Disisi lain disalah satu ruang vvip dimana Evans sedang menjalani perawatan intensif, terlihat Evans tersenyum bahagia sembari mengganti acara kesebuah saluran berita nasional. Senyum bahagia Evans berbanding terbalik dengan Naoko yang terlihat kaget, bingung dan menduga - duga akan sesuatu, Naoko terlihat sedikit gelisah seakan sedang ingin melakukan sesuatu.
"Aku tidak tahu bakat apa yang dimiliki Naomi, Naoko... apa kamu tahu sesuatu?" tanya Evans tiba - tiba, mendengar pertanyaan Evans sedikit membuat Naoko tersentak.
"Tidak Evans san... tapi kita akan segera mengetahuinya kan?" tanya balik Naoko dengan nada yang terdengar senang, Naoko benar - benar berusaha untuk terus bersikap seakan tidak ada apapun yang perlu dikhawatirkan.
"Kamu benar, untuk menghilangkan rasa penasaran aku sampai tidak tahan menunggu iklan yang disiarkan" dengan sedikit suara tawa yang terdengar saat Evans mengatakannya, Naoko membalas tawa Evans sembari berdiri dari duduknya.
"Aku pamit dulu Evans san... ada hal yang harus aku lakukan" ucap Naoko meminta izin pada Evans, dengan wajah kecewa Evans seakan berat untuk memberikan izin pada Naoko.
"Tidak bisakah ditunda? anak kita akan segera melakukan perform yang tidak kita ketahui sebelumnya" nada kecewa jelas terdengar ketika Evans mengucapkannya, Naoko membalas kekecewaan Evans dengan senyum manis yang tergambar jelas diwajahnya.
"Aku akan tetap melihatnya secara streaming, ada hal yang sangat penting harus aku lakukan... bisakah aku pergi sebentar?" pinta Naoko, walau berat hati namun Evans akhirnya menyetujui permintaan Naoko.
"Baiklah, jangan lupa untuk streaming menonton perform Naomi ya" ucap Evans, Naoko pun menundukkan kepalanya lalu segera berjalan keluar dari kamar Evans.
Naoko yang begitu mengenal karakter Naomi merasa ada sedikit kejanggalan dengan wawancara yang ditampilkan dalam live talk show yang dia saksikan dan mencurigai sesuatu yang luput dari perhatiannya membuat Naoko dengan segera mengambil kesempatan untuk mencari tahu apa yang sebenarnya direncanakan oleh Naomi.

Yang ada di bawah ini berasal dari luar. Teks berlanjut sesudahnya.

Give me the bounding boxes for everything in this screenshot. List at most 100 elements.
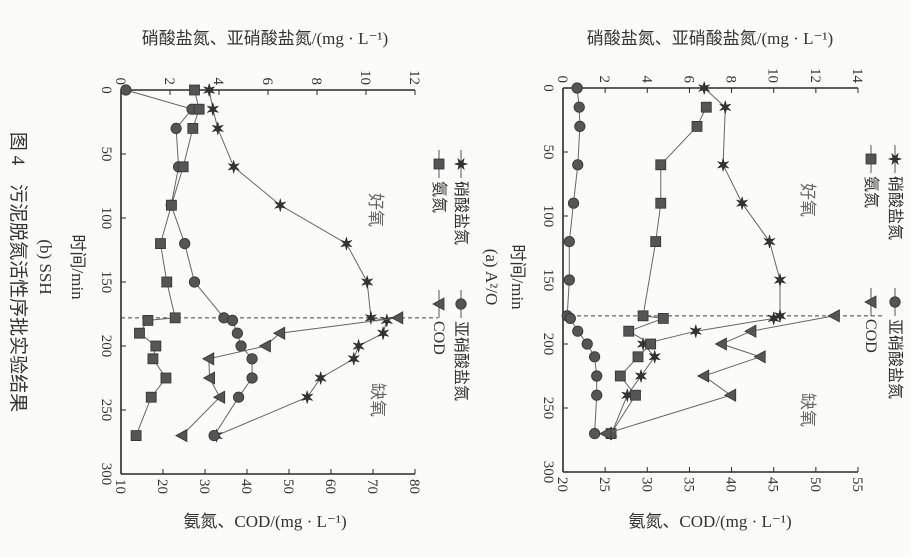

Ada perasaan cemas dan takut dalam diri Naoko mengingat kondisi Evans yang memburuk, dia khawatir tindakan Naomi akan memperparah keadaan Evans.
Begitu Naoko menutup pintu kamar Evans, dengan segera Naoko pun berlari hendak menuju parkiran rumah sakit. Namun betapa terkejutnya Naoko saat melihat Marrie yang seakan menghalangi langkahnya untuk menuju parkiran rumah sakit. Naoko mengernyitkan dahinya saat saling bertatapan dengan Marrie, sedangkan Marrie masih dengan senyum khasnya menatap Naoko.
"Apa yang kamu lakukan disini Marrie chan?" tanya Naoko dengan sedikit tekanan
"Hohoho... langsung menekan ku dengan pertanyaan seperti biasanya ya" ucap Marrie, tidak ingin membuang waktu berdebat dengan Marrie membuat Naoko ingin mengabaikan keberadaan Marrie.
__ADS_1
"Aku tidak punya waktu untuk meladeni mu saat ini, aku..." ucapan Naoko pun tergantung ketika dia berbicara sembari hendak terus berjalan meninggalkan Marrie namun Marrie menghalangi langkah Naoko
"Marrie!!" bentak Naoko memberi peringatan pada Marrie
"Maaf Naoko, aku tidak bisa membiarkan kamu pergi sekarang" timpal Marrie, perkataan Marrie semakin membuat Naoko emosi.
"Apa kamu berkhianat padaku, Marrie chan?!" tanya Naoko begitu emosi, dengan gelengan kepala Marrie merespon pertanyaan Naoko.
"Aku dan kamu bekerjasama untuk membuat Jester dan Naomi menikah, ini bukan salah satu bentuk pengkhianatan" jawab Marrie tanpa beban
"Ada apa ini Marrie?" tanya Naoko yang terkejut dengan jawaban Marrie dan menduga Marrie sudah lebih dulu tahu tentang rencana Naomi, dengan helaan nafas Marrie seakan bersiap untuk mengatakan yang sedang terjadi pada Naoko.
"Ingat pembicaraan kita tentang Naomi? aku ingin Jester menuntun Naomi untuk menjadi dirinya sendiri. Bukankah kita sudah sepakat untuk itu?" tanya balik Marrie saat itu
"Ini bukan saatnya! keadaan Evans..." belum selesai Naoko berbicara, Marrie memotong.
"Ini kesempatan terbaik agar Evans mengenal anaknya dengan baik, aku tidak menyalahkan didikan mu kepada Naomi... hanya saja aku tidak ingin Naomi mendidik anaknya yaitu cucuku seperti kamu memperlakukan Naomi" timpal Marrie
"Kamu tidak tahu ada apa dibelakang itu!! kamu tidak berhak untuk mengatur bagaimana aku mendidik Naomi!!" bentak Naoko penuh emosi
"Maaf Naoko" tegas Marrie saat itu
Keduanya terlibat aksi saling dorong dimana Naoko tetap memaksa untuk bisa pergi dari rumah sakit Scott untuk menuju Werner Tower, sedangkan Marrie dengan sekuat tenaga berusaha terus menghalangi Naoko agar tidak mengganggu rencana Jester dan Naomi.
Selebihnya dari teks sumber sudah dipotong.